Grâce à une formation et à des outils destinés à améliorer la production agricole, Viola a démarré son jardin potager et lancé son entreprise. Elle cultive le gombo et le niébé, entre autres. © FAO/Adam Ibrahim
3. Viola: Cultiver sa propre nourriture
Viola Albino, agricultrice de 32 ans, est le principal soutien de sa famille de six personnes. Avant de découvrir le projet de la FAO, elle pratiquait l’agrotransformation et l’agriculture à petite échelle.
Grâce à l’aide de la FAO, elle a créé son potager familial et lancé son activité en 2022. Viola a été formée à des techniques agricoles améliorées et a reçu des semences et des outils pour cultiver du gombo, de l’amarante, du sorgho, de la corète potagère, du niébé et d’autres légumes. Elle a aussi participé à des démonstrations culinaires axées sur la préparation de repas à forte densité énergétique et nutritive.
Les légumes qu’elle cultive avec succès offrent désormais à sa famille une alimentation riche et variée, et profitent à ses proches et à ses voisins, qui peuvent acheter chez elle des produits frais à moindre coût, plutôt que d’avoir à parcourir de longues distances pour aller au marché.

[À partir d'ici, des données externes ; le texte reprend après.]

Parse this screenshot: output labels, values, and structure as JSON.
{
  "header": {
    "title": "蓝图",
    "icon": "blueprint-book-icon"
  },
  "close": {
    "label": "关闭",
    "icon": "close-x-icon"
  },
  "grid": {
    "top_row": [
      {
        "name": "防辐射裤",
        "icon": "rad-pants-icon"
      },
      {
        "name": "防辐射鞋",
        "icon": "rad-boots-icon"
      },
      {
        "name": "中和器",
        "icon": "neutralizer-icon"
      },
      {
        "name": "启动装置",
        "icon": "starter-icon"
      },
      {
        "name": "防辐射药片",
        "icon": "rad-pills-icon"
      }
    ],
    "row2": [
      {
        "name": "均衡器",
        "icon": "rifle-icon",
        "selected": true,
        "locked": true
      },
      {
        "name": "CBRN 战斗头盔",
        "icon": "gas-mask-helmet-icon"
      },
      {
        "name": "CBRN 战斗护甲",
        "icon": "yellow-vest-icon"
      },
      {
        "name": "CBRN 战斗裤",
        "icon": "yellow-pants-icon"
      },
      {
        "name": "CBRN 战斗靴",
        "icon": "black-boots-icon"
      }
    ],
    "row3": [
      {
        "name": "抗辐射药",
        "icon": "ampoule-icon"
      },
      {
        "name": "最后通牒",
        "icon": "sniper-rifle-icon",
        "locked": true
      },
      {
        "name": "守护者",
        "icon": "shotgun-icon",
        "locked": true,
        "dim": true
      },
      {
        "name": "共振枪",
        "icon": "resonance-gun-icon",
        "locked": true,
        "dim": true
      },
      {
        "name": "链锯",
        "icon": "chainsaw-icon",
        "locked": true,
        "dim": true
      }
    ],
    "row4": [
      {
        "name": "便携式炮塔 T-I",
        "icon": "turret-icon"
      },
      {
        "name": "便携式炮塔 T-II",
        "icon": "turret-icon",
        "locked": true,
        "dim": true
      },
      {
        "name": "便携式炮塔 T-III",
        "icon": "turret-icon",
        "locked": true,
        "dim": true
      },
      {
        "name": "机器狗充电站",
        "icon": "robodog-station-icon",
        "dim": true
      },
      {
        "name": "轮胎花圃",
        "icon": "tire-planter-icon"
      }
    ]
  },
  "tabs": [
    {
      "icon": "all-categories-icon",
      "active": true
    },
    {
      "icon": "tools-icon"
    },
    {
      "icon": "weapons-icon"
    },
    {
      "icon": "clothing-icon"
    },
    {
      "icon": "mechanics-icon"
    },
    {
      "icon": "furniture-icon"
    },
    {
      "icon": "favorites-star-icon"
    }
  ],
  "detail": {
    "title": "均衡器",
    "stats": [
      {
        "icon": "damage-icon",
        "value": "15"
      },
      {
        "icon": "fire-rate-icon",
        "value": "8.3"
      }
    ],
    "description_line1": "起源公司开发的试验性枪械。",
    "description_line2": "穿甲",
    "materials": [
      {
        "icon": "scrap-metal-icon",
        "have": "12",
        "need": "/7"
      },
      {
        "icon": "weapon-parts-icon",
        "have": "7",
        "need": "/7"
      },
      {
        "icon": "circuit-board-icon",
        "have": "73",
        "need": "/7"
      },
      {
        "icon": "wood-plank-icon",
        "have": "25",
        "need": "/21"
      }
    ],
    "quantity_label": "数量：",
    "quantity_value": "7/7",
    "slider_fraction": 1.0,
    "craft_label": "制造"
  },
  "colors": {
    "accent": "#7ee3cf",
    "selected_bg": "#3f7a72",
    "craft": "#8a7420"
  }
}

Chaque jour, elle a plaisir à se rendre à son potager plein d’activité, qui sert de lieu d’apprentissage collectif où les femmes échangent leurs savoir-faire et mettent en pratique les techniques agricoles apprises en faisant pousser leurs légumes. Par la suite, Viola espère accroître sa production et devenir l’une des principales productrices de légumes de sa communauté.
En mettant en place des pratiques agricoles améliorées, de petites entreprises et une meilleure nutrition, les agricultrices de Wau, comme Rebecca, Grace et Viola, transforment leur vie et leur communauté.
Le présent article fait partie d’une série célébrant les agricultrices du monde entier. Des productrices, pêcheuses et éleveuses pastorales aux commerçantes, agronomes ou encore entrepreneuses rurales, toutes sont à l’honneur. L’Année internationale des agricultrices (2026) vise à reconnaître leurs contributions essentielles à la sécurité alimentaire, à la prospérité économique et à l’amélioration de la nutrition et des moyens de subsistance, malgré la lourde charge de travail, les conditions de travail précaires et l’accès inégal aux ressources dont elles pâtissent. Elle promeut une action collective et des investissements ayant pour but l’autonomisation des femmes dans toute leur diversité et la mise en place de systèmes agroalimentaires plus justes, plus inclusifs et plus durables pour tous.